On y apprenait que les catégories populaires, fuyant les zones sensibles où se concentre une population d’origine étrangère, ne vivent plus «là où se crée la richesse» et se trouvent écartées d’un «projet économique tourné vers la mondialisation». De là à conclure que notre époque aurait sacrifié ces gens-là – autant dire: une bonne part du peuple français – il n’y a qu’un pas, et l’auteur le franchit sans ambages.
« Il n’est rien de plus fort qu’une analyse attendue par la majorité silencieuse. »

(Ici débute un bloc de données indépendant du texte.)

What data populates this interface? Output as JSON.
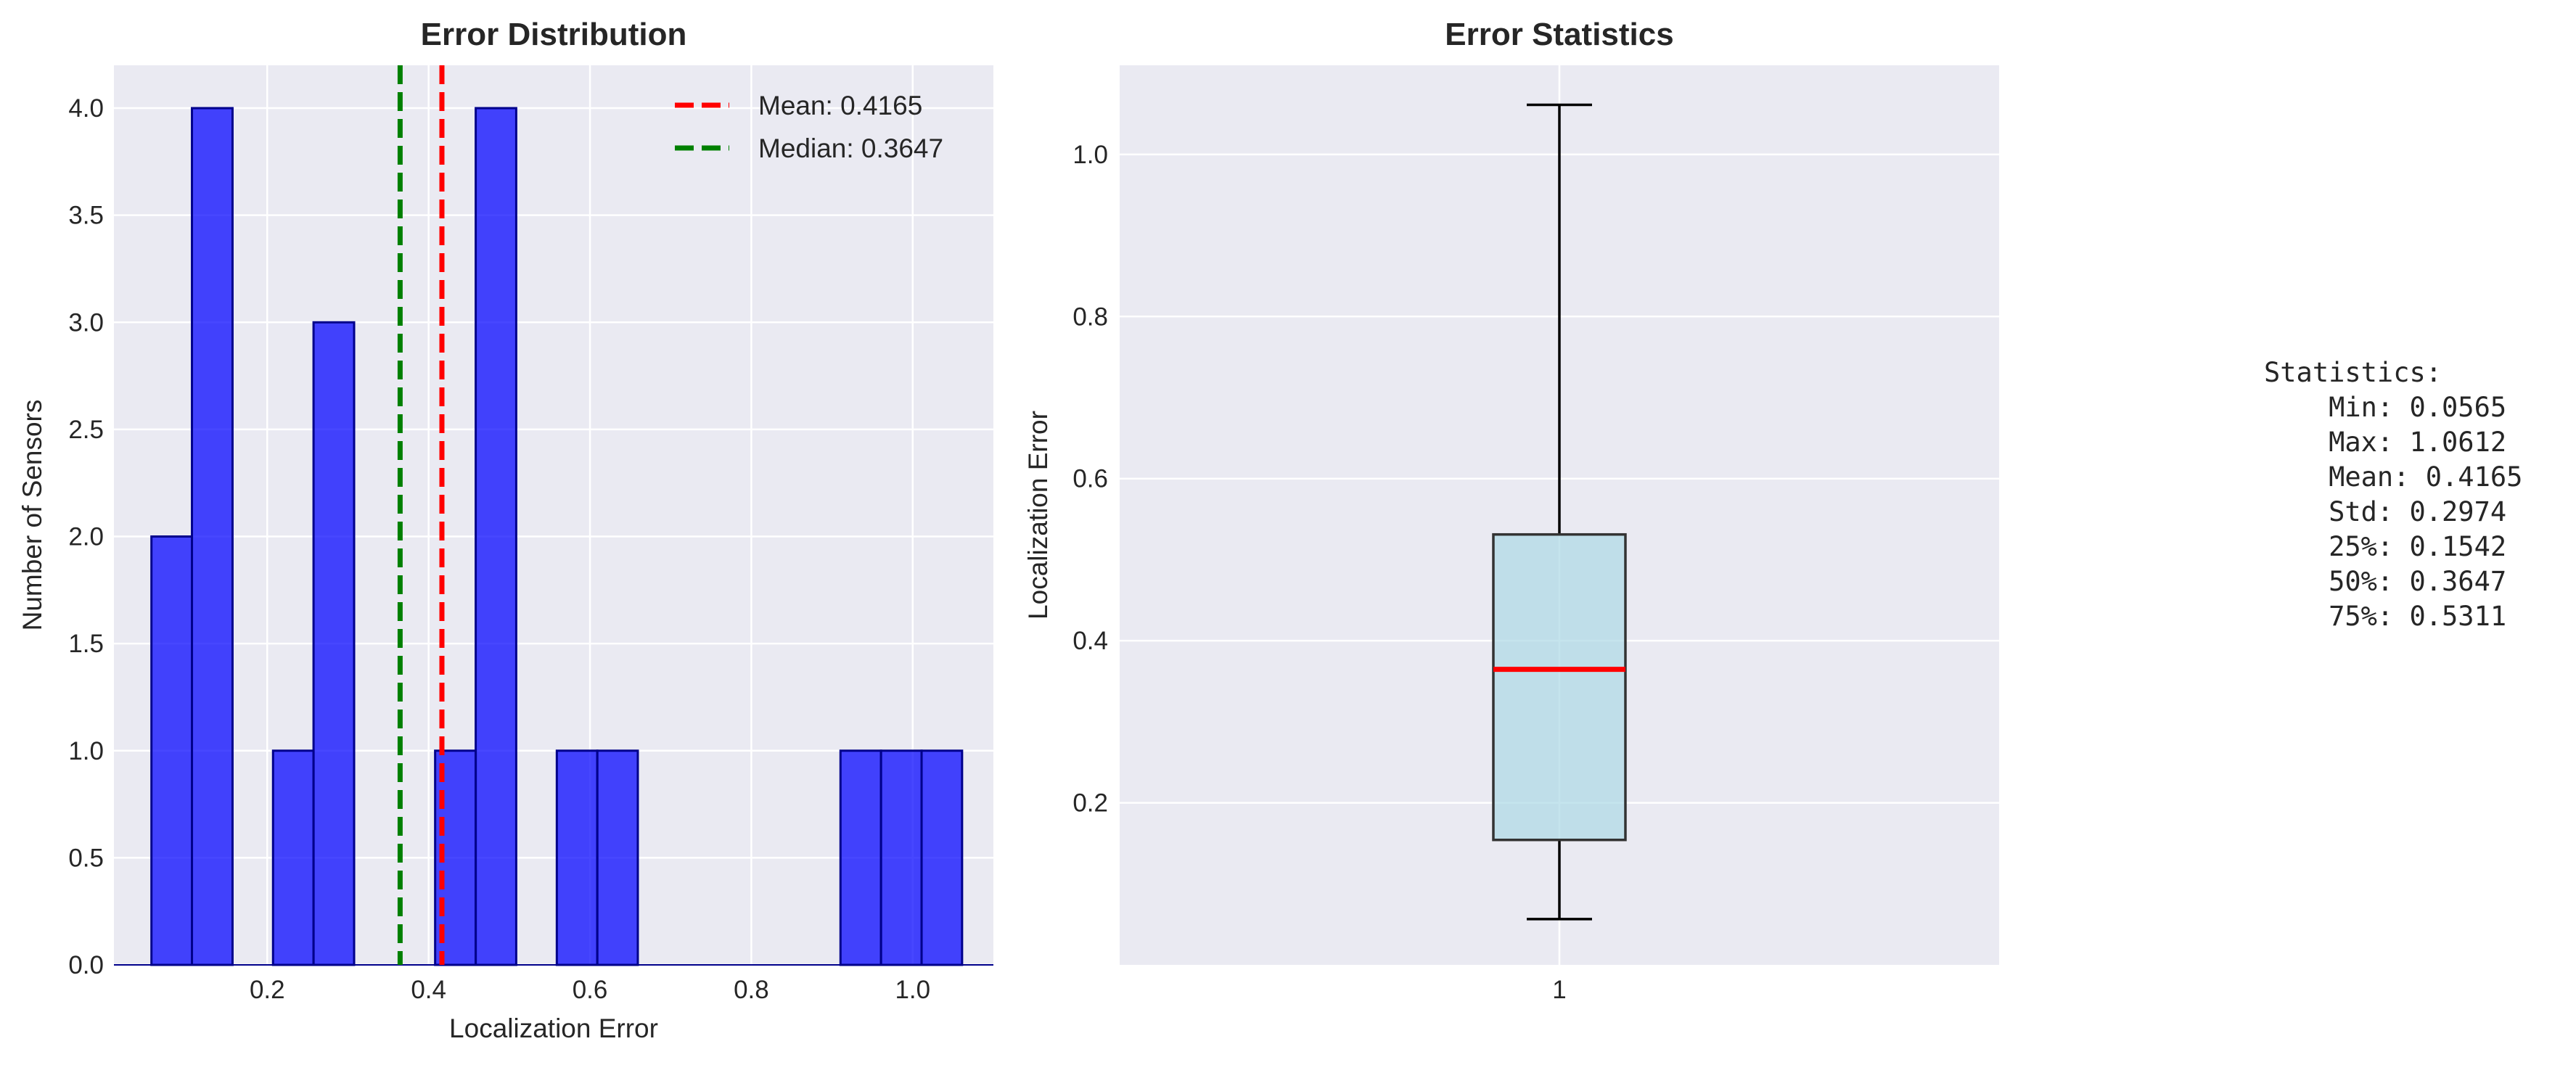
{
  "colors": {
    "panel_bg": "#EAEAF2",
    "grid": "#FFFFFF",
    "hist_fill": "#0000FF",
    "hist_edge": "#00008B",
    "mean_line": "#FF0000",
    "median_line": "#008000",
    "box_fill": "#ADD8E6",
    "box_edge": "#333333",
    "box_median": "#FF0000",
    "whisker": "#000000"
  },
  "chart_data": [
    {
      "type": "bar",
      "subtype": "histogram",
      "title": "Error Distribution",
      "xlabel": "Localization Error",
      "ylabel": "Number of Sensors",
      "xlim": [
        0.01,
        1.1
      ],
      "ylim": [
        0,
        4.2
      ],
      "xticks": [
        0.2,
        0.4,
        0.6,
        0.8,
        1.0
      ],
      "xtick_labels": [
        "0.2",
        "0.4",
        "0.6",
        "0.8",
        "1.0"
      ],
      "yticks": [
        0.0,
        0.5,
        1.0,
        1.5,
        2.0,
        2.5,
        3.0,
        3.5,
        4.0
      ],
      "ytick_labels": [
        "0.0",
        "0.5",
        "1.0",
        "1.5",
        "2.0",
        "2.5",
        "3.0",
        "3.5",
        "4.0"
      ],
      "bin_edges": [
        0.0565,
        0.1067,
        0.157,
        0.2072,
        0.2574,
        0.3077,
        0.3579,
        0.4081,
        0.4584,
        0.5086,
        0.5589,
        0.6091,
        0.6593,
        0.7096,
        0.7598,
        0.81,
        0.8603,
        0.9105,
        0.9607,
        1.011,
        1.0612
      ],
      "counts": [
        2,
        4,
        0,
        1,
        3,
        0,
        0,
        1,
        4,
        0,
        1,
        1,
        0,
        0,
        0,
        0,
        0,
        1,
        1,
        1
      ],
      "lines": [
        {
          "name": "Mean: 0.4165",
          "x": 0.4165
        },
        {
          "name": "Median: 0.3647",
          "x": 0.3647
        }
      ],
      "legend": "top-right",
      "grid": true
    },
    {
      "type": "box",
      "title": "Error Statistics",
      "xlabel": "",
      "ylabel": "Localization Error",
      "categories": [
        "1"
      ],
      "ylim": [
        0.0,
        1.11
      ],
      "yticks": [
        0.2,
        0.4,
        0.6,
        0.8,
        1.0
      ],
      "ytick_labels": [
        "0.2",
        "0.4",
        "0.6",
        "0.8",
        "1.0"
      ],
      "min": 0.0565,
      "q1": 0.1542,
      "median": 0.3647,
      "q3": 0.5311,
      "max": 1.0612,
      "grid": true
    }
  ],
  "stats_text": "Statistics:\n    Min: 0.0565\n    Max: 1.0612\n    Mean: 0.4165\n    Std: 0.2974\n    25%: 0.1542\n    50%: 0.3647\n    75%: 0.5311"
}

«Il n’est rien au monde d’aussi puissant qu’une idée dont l’heure est venue»… Paraphrasant la formule attribuée à Victor Hugo, je dirais qu’il n’est rien de plus fort qu’une analyse attendue par la majorité silencieuse. Enfin! Enfin quelqu’un aura osé montrer, chiffres et cartes à l’appui, ce que la technocratie aux commandes s’acharne, depuis près d’un demi-siècle, à nier et à cacher. Enfin! Enfin une étude poussée, objective, argumentée, aura mis en évidence ce que savaient, intuitivement, ce que sentaient, naturellement, les rares intellectuels dans mon genre – c’est-à-dire issus du petit peuple : à savoir, que les classes dites populaires ne se résument pas aux banlieues et à leurs populations difficiles, visées par les «politiques de la ville». Oui, il existe, partout en France, un tissu nourri de bourgs, de villages et de lotissements, tous ponts coupés, ou presque, avec les métropoles. Non, la catégorie des classes moyennes ne saurait englober tous ces gens modestes et précarisés – employés, ouvriers, paysans, artisans, petits commerçants, chômeurs, retraités -, souvent d’origine française ou européenne, presque toujours défavorisés par les règles économiques en vigueur sur notre planète libérale à l’anglo-saxonne. Ce sont ces petites gens qui, après tant d’années d’impuissance et de résignation, commencent à s’organiser. Je le sais depuis longtemps, je voyais le phénomène s’accuser – mais contrairement à Guilluy, je n’ai pas su le dire. A présent, c’est chose faite: merci!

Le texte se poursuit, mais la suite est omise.